Le retour au « Darwinisme Géopolitique »
L’administration Trump 2026 ne s’embarrasse plus de la rhétorique des « droits de l’homme » ou de la « démocratie libérale ». Sa vision du monde est celle d’un marché brut où la puissance de feu est la seule monnaie d’échange valable. En affirmant que « le droit international est une fiction inventée par les faibles pour freiner les forts », Donald Trump a acté le divorce de l’Amérique avec les institutions multilatérales nées de l’après-guerre.
La force comme outil de « Pacification »
La stratégie américaine consiste à saturer les zones de conflit par une présence militaire si écrasante qu’elle force l’ennemi à la reddition ou à l’annihilation. Cette logique de conquête ne vise pas l’occupation territoriale — Trump déteste les « guerres sans fin » au sol — mais la domination technologique et commerciale. C’est une forme de colonialisme de flux : contrôler les ports, les satellites, les pipelines et les serveurs. Pour les pays africains, ce message est clair : la neutralité n’est plus une option. Soit vous êtes un « partenaire sécurisé » des USA, soit vous êtes une « zone d’intérêt hostile ».

Barbarie organisée ou nouvel ordre nécessaire ?

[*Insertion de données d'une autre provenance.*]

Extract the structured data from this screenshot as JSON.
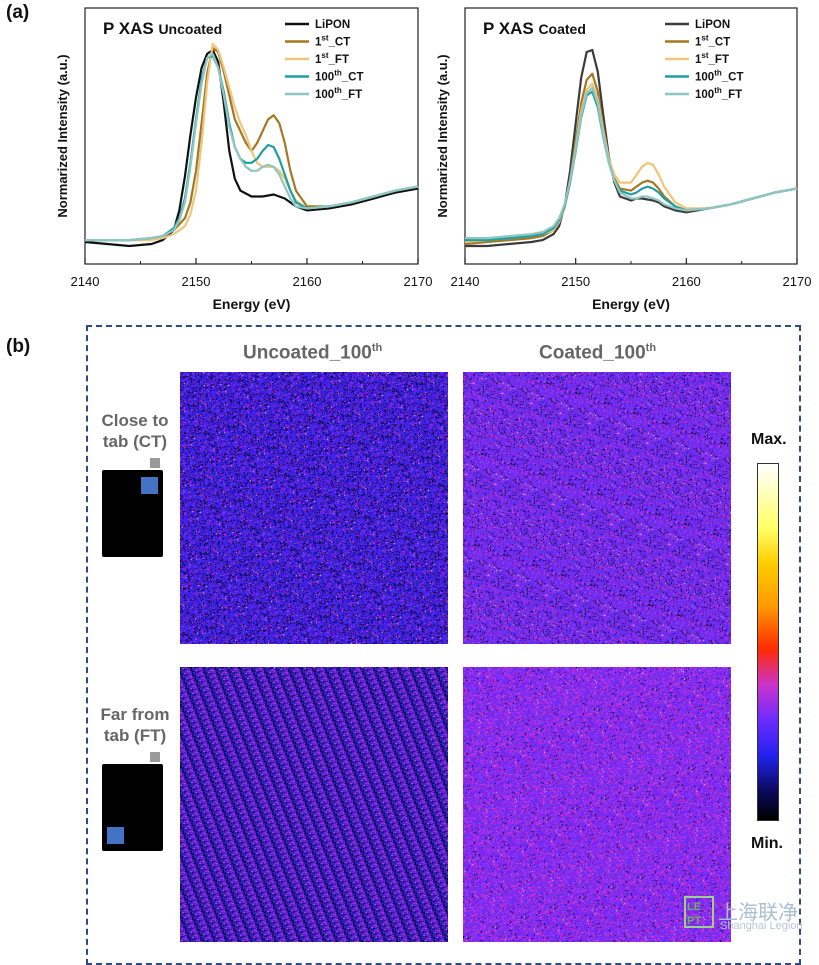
{
  "panels": {
    "a_label": "(a)",
    "b_label": "(b)"
  },
  "chart_data": [
    {
      "type": "line",
      "title": "P XAS",
      "subtitle": "Uncoated",
      "xlabel": "Energy (eV)",
      "ylabel": "Normarized Intensity (a.u.)",
      "xlim": [
        2140,
        2170
      ],
      "xticks": [
        "2140",
        "2150",
        "2160",
        "2170"
      ],
      "yticks": [],
      "grid": false,
      "legend": "top-right",
      "series": [
        {
          "name": "LiPON",
          "color": "#111111",
          "x": [
            2140,
            2142,
            2144,
            2146,
            2147,
            2148,
            2148.5,
            2149,
            2149.5,
            2150,
            2150.5,
            2151,
            2151.5,
            2152,
            2152.5,
            2153,
            2153.5,
            2154,
            2155,
            2156,
            2157,
            2158,
            2159,
            2160,
            2162,
            2164,
            2166,
            2168,
            2170
          ],
          "y": [
            0.02,
            0.01,
            0.0,
            0.01,
            0.03,
            0.08,
            0.18,
            0.35,
            0.56,
            0.75,
            0.9,
            0.97,
            0.99,
            0.93,
            0.72,
            0.48,
            0.34,
            0.28,
            0.25,
            0.25,
            0.26,
            0.24,
            0.2,
            0.18,
            0.19,
            0.21,
            0.24,
            0.27,
            0.29
          ]
        },
        {
          "name": "1st_CT",
          "sup": "st",
          "label_pre": "1",
          "label_post": "_CT",
          "color": "#a57722",
          "x": [
            2140,
            2142,
            2144,
            2146,
            2147,
            2148,
            2149,
            2149.5,
            2150,
            2150.5,
            2151,
            2151.5,
            2152,
            2152.5,
            2153,
            2153.5,
            2154,
            2154.5,
            2155,
            2155.5,
            2156,
            2156.5,
            2157,
            2157.5,
            2158,
            2158.5,
            2159,
            2160,
            2162,
            2164,
            2166,
            2168,
            2170
          ],
          "y": [
            0.03,
            0.03,
            0.03,
            0.04,
            0.05,
            0.08,
            0.14,
            0.22,
            0.38,
            0.62,
            0.87,
            1.0,
            0.98,
            0.88,
            0.76,
            0.64,
            0.58,
            0.52,
            0.48,
            0.52,
            0.58,
            0.64,
            0.66,
            0.62,
            0.52,
            0.38,
            0.28,
            0.2,
            0.2,
            0.22,
            0.25,
            0.28,
            0.3
          ]
        },
        {
          "name": "1st_FT",
          "sup": "st",
          "label_pre": "1",
          "label_post": "_FT",
          "color": "#eec67a",
          "x": [
            2140,
            2142,
            2144,
            2146,
            2147,
            2148,
            2149,
            2149.5,
            2150,
            2150.5,
            2151,
            2151.5,
            2152,
            2152.5,
            2153,
            2153.5,
            2154,
            2154.5,
            2155,
            2155.5,
            2156,
            2156.5,
            2157,
            2157.5,
            2158,
            2158.5,
            2159,
            2160,
            2162,
            2164,
            2166,
            2168,
            2170
          ],
          "y": [
            0.03,
            0.03,
            0.03,
            0.03,
            0.04,
            0.06,
            0.1,
            0.16,
            0.28,
            0.52,
            0.82,
            1.02,
            0.99,
            0.9,
            0.8,
            0.7,
            0.62,
            0.56,
            0.48,
            0.42,
            0.4,
            0.4,
            0.4,
            0.38,
            0.34,
            0.28,
            0.23,
            0.19,
            0.2,
            0.22,
            0.25,
            0.28,
            0.3
          ]
        },
        {
          "name": "100th_CT",
          "sup": "th",
          "label_pre": "100",
          "label_post": "_CT",
          "color": "#1f9ea3",
          "x": [
            2140,
            2142,
            2144,
            2146,
            2147,
            2148,
            2148.5,
            2149,
            2149.5,
            2150,
            2150.5,
            2151,
            2151.5,
            2152,
            2152.5,
            2153,
            2153.5,
            2154,
            2154.5,
            2155,
            2155.5,
            2156,
            2156.5,
            2157,
            2157.5,
            2158,
            2158.5,
            2159,
            2160,
            2162,
            2164,
            2166,
            2168,
            2170
          ],
          "y": [
            0.03,
            0.03,
            0.03,
            0.04,
            0.05,
            0.09,
            0.14,
            0.24,
            0.42,
            0.64,
            0.84,
            0.95,
            0.96,
            0.9,
            0.78,
            0.62,
            0.5,
            0.44,
            0.42,
            0.42,
            0.44,
            0.48,
            0.51,
            0.5,
            0.44,
            0.36,
            0.28,
            0.22,
            0.19,
            0.2,
            0.22,
            0.25,
            0.28,
            0.3
          ]
        },
        {
          "name": "100th_FT",
          "sup": "th",
          "label_pre": "100",
          "label_post": "_FT",
          "color": "#8fc6c2",
          "x": [
            2140,
            2142,
            2144,
            2146,
            2147,
            2148,
            2148.5,
            2149,
            2149.5,
            2150,
            2150.5,
            2151,
            2151.5,
            2152,
            2152.5,
            2153,
            2153.5,
            2154,
            2154.5,
            2155,
            2155.5,
            2156,
            2156.5,
            2157,
            2157.5,
            2158,
            2158.5,
            2159,
            2160,
            2162,
            2164,
            2166,
            2168,
            2170
          ],
          "y": [
            0.03,
            0.03,
            0.03,
            0.04,
            0.05,
            0.08,
            0.13,
            0.22,
            0.4,
            0.62,
            0.82,
            0.95,
            0.97,
            0.9,
            0.76,
            0.6,
            0.5,
            0.44,
            0.4,
            0.38,
            0.38,
            0.4,
            0.41,
            0.4,
            0.36,
            0.3,
            0.24,
            0.2,
            0.19,
            0.2,
            0.22,
            0.25,
            0.28,
            0.3
          ]
        }
      ]
    },
    {
      "type": "line",
      "title": "P XAS",
      "subtitle": "Coated",
      "xlabel": "Energy (eV)",
      "ylabel": "Normarized Intensity (a.u.)",
      "xlim": [
        2140,
        2170
      ],
      "xticks": [
        "2140",
        "2150",
        "2160",
        "2170"
      ],
      "yticks": [],
      "grid": false,
      "legend": "top-right",
      "series": [
        {
          "name": "LiPON",
          "color": "#3b3b3b",
          "x": [
            2140,
            2142,
            2144,
            2146,
            2147,
            2148,
            2148.5,
            2149,
            2149.5,
            2150,
            2150.5,
            2151,
            2151.5,
            2152,
            2152.5,
            2153,
            2153.5,
            2154,
            2155,
            2155.5,
            2156,
            2157,
            2157.5,
            2158,
            2159,
            2160,
            2162,
            2164,
            2166,
            2168,
            2170
          ],
          "y": [
            0.0,
            0.0,
            0.01,
            0.02,
            0.03,
            0.06,
            0.1,
            0.2,
            0.38,
            0.62,
            0.85,
            0.98,
            0.99,
            0.88,
            0.66,
            0.45,
            0.32,
            0.25,
            0.23,
            0.24,
            0.24,
            0.23,
            0.22,
            0.2,
            0.18,
            0.17,
            0.19,
            0.21,
            0.24,
            0.27,
            0.29
          ]
        },
        {
          "name": "1st_CT",
          "sup": "st",
          "label_pre": "1",
          "label_post": "_CT",
          "color": "#a57722",
          "x": [
            2140,
            2142,
            2144,
            2146,
            2147,
            2148,
            2148.5,
            2149,
            2149.5,
            2150,
            2150.5,
            2151,
            2151.5,
            2152,
            2152.5,
            2153,
            2153.5,
            2154,
            2155,
            2155.5,
            2156,
            2156.5,
            2157,
            2157.5,
            2158,
            2159,
            2160,
            2162,
            2164,
            2166,
            2168,
            2170
          ],
          "y": [
            0.01,
            0.02,
            0.03,
            0.04,
            0.05,
            0.08,
            0.12,
            0.2,
            0.34,
            0.53,
            0.72,
            0.84,
            0.87,
            0.78,
            0.6,
            0.44,
            0.34,
            0.29,
            0.28,
            0.3,
            0.32,
            0.33,
            0.32,
            0.29,
            0.25,
            0.2,
            0.18,
            0.19,
            0.21,
            0.24,
            0.27,
            0.29
          ]
        },
        {
          "name": "1st_FT",
          "sup": "st",
          "label_pre": "1",
          "label_post": "_FT",
          "color": "#eec67a",
          "x": [
            2140,
            2142,
            2144,
            2146,
            2147,
            2148,
            2148.5,
            2149,
            2149.5,
            2150,
            2150.5,
            2151,
            2151.5,
            2152,
            2152.5,
            2153,
            2153.5,
            2154,
            2155,
            2155.5,
            2156,
            2156.5,
            2157,
            2157.5,
            2158,
            2159,
            2160,
            2162,
            2164,
            2166,
            2168,
            2170
          ],
          "y": [
            0.02,
            0.03,
            0.04,
            0.05,
            0.06,
            0.08,
            0.12,
            0.19,
            0.32,
            0.5,
            0.68,
            0.79,
            0.82,
            0.74,
            0.58,
            0.44,
            0.36,
            0.32,
            0.32,
            0.36,
            0.4,
            0.42,
            0.41,
            0.36,
            0.3,
            0.22,
            0.19,
            0.19,
            0.21,
            0.24,
            0.27,
            0.29
          ]
        },
        {
          "name": "100th_CT",
          "sup": "th",
          "label_pre": "100",
          "label_post": "_CT",
          "color": "#1f9ea3",
          "x": [
            2140,
            2142,
            2144,
            2146,
            2147,
            2148,
            2148.5,
            2149,
            2149.5,
            2150,
            2150.5,
            2151,
            2151.5,
            2152,
            2152.5,
            2153,
            2153.5,
            2154,
            2155,
            2155.5,
            2156,
            2156.5,
            2157,
            2157.5,
            2158,
            2159,
            2160,
            2162,
            2164,
            2166,
            2168,
            2170
          ],
          "y": [
            0.03,
            0.03,
            0.04,
            0.05,
            0.06,
            0.09,
            0.13,
            0.2,
            0.32,
            0.48,
            0.65,
            0.76,
            0.78,
            0.7,
            0.55,
            0.42,
            0.33,
            0.28,
            0.26,
            0.27,
            0.29,
            0.3,
            0.29,
            0.27,
            0.24,
            0.2,
            0.18,
            0.19,
            0.21,
            0.24,
            0.27,
            0.29
          ]
        },
        {
          "name": "100th_FT",
          "sup": "th",
          "label_pre": "100",
          "label_post": "_FT",
          "color": "#8fc6c2",
          "x": [
            2140,
            2142,
            2144,
            2146,
            2147,
            2148,
            2148.5,
            2149,
            2149.5,
            2150,
            2150.5,
            2151,
            2151.5,
            2152,
            2152.5,
            2153,
            2153.5,
            2154,
            2155,
            2155.5,
            2156,
            2156.5,
            2157,
            2157.5,
            2158,
            2159,
            2160,
            2162,
            2164,
            2166,
            2168,
            2170
          ],
          "y": [
            0.04,
            0.04,
            0.05,
            0.06,
            0.07,
            0.1,
            0.14,
            0.21,
            0.33,
            0.49,
            0.66,
            0.77,
            0.8,
            0.72,
            0.56,
            0.42,
            0.33,
            0.27,
            0.24,
            0.24,
            0.25,
            0.25,
            0.24,
            0.23,
            0.21,
            0.19,
            0.18,
            0.19,
            0.21,
            0.24,
            0.27,
            0.29
          ]
        }
      ]
    }
  ],
  "maps": {
    "column_titles": [
      "Uncoated_100th",
      "Coated_100th"
    ],
    "col1": {
      "pre": "Uncoated_100",
      "sup": "th"
    },
    "col2": {
      "pre": "Coated_100",
      "sup": "th"
    },
    "row1": {
      "line1": "Close to",
      "line2": "tab (CT)"
    },
    "row2": {
      "line1": "Far from",
      "line2": "tab (FT)"
    },
    "colorbar": {
      "max_label": "Max.",
      "min_label": "Min."
    }
  },
  "watermark": {
    "text": "上海联净",
    "sub": "Shanghai Legion",
    "logo": "LEPT"
  }
}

Les critiques dénoncent un retour vers la barbarie, où la diplomatie est remplacée par l’ultimatum. Pourtant, une partie de l’opinion mondiale, fatiguée par l’inefficacité des Nations Unies face aux crises répétées, semble séduite par cette « efficacité brutale ». Le risque, souligné par les experts d’Africanova, est celui d’une fragmentation totale de la planète en blocs antagonistes. Si la force devient la seule loi, alors l’Afrique, riche en ressources mais militairement fragmentée, risque de redevenir le terrain de jeu de puissances extérieures prêtes à tout pour sécuriser les métaux critiques indispensables à la guerre de demain (cobalt, lithium, terres rares).

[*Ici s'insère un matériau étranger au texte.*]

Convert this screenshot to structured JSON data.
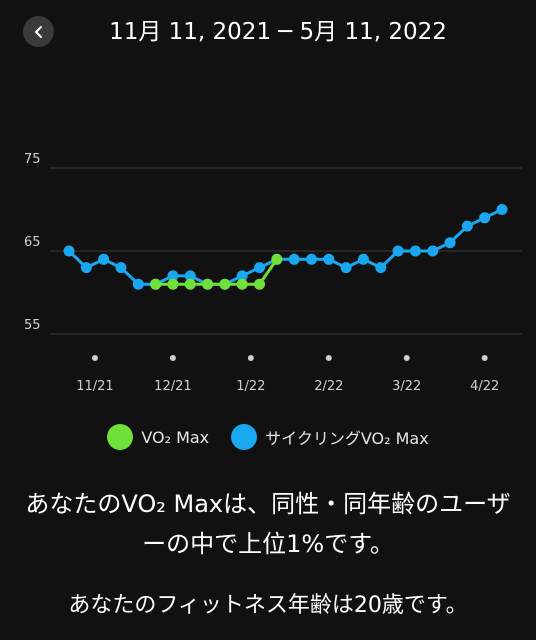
{
  "header": {
    "title": "11月 11, 2021 ─ 5月 11, 2022"
  },
  "legend": {
    "vo2": {
      "label": "VO₂ Max",
      "color": "#6fe03a"
    },
    "cycling": {
      "label": "サイクリングVO₂ Max",
      "color": "#19a7f0"
    }
  },
  "summary": {
    "line1": "あなたのVO₂ Maxは、同性・同年齢のユーザ",
    "line2": "ーの中で上位1%です。"
  },
  "fitness_age": {
    "text": "あなたのフィットネス年齢は20歳です。"
  },
  "chart_data": {
    "type": "line",
    "ylim": [
      55,
      75
    ],
    "yticks": [
      55,
      65,
      75
    ],
    "x_count": 26,
    "xtick_labels": [
      {
        "label": "11/21",
        "index": 1.5
      },
      {
        "label": "12/21",
        "index": 6
      },
      {
        "label": "1/22",
        "index": 10.5
      },
      {
        "label": "2/22",
        "index": 15
      },
      {
        "label": "3/22",
        "index": 19.5
      },
      {
        "label": "4/22",
        "index": 24
      }
    ],
    "grid": true,
    "series": [
      {
        "name": "サイクリングVO₂ Max",
        "color": "#19a7f0",
        "values": [
          65,
          63,
          64,
          63,
          61,
          61,
          62,
          62,
          61,
          61,
          62,
          63,
          64,
          64,
          64,
          64,
          63,
          64,
          63,
          65,
          65,
          65,
          66,
          68,
          69,
          70
        ]
      },
      {
        "name": "VO₂ Max",
        "color": "#6fe03a",
        "values": [
          null,
          null,
          null,
          null,
          null,
          61,
          61,
          61,
          61,
          61,
          61,
          61,
          64,
          null,
          null,
          null,
          null,
          null,
          null,
          null,
          null,
          null,
          null,
          null,
          null,
          null
        ]
      }
    ]
  }
}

Conclusion : Le monde au bord du gouffre
L’engrenage est en place. Entre la ferveur idéologique de Téhéran et le pragmatisme guerrier de Washington, l’espace pour la paix se réduit comme une peau de chagrin. Ce 8 mars 2026, la question n’est plus de savoir si l’ordre mondial va changer, mais quelle sera la nature du nouveau monde qui naîtra des cendres de cette confrontation. L’Afrique, forte de sa jeunesse et de sa résilience, doit impérativement forger une « troisième voie » pour ne pas être broyée par cette logique de conquête globale.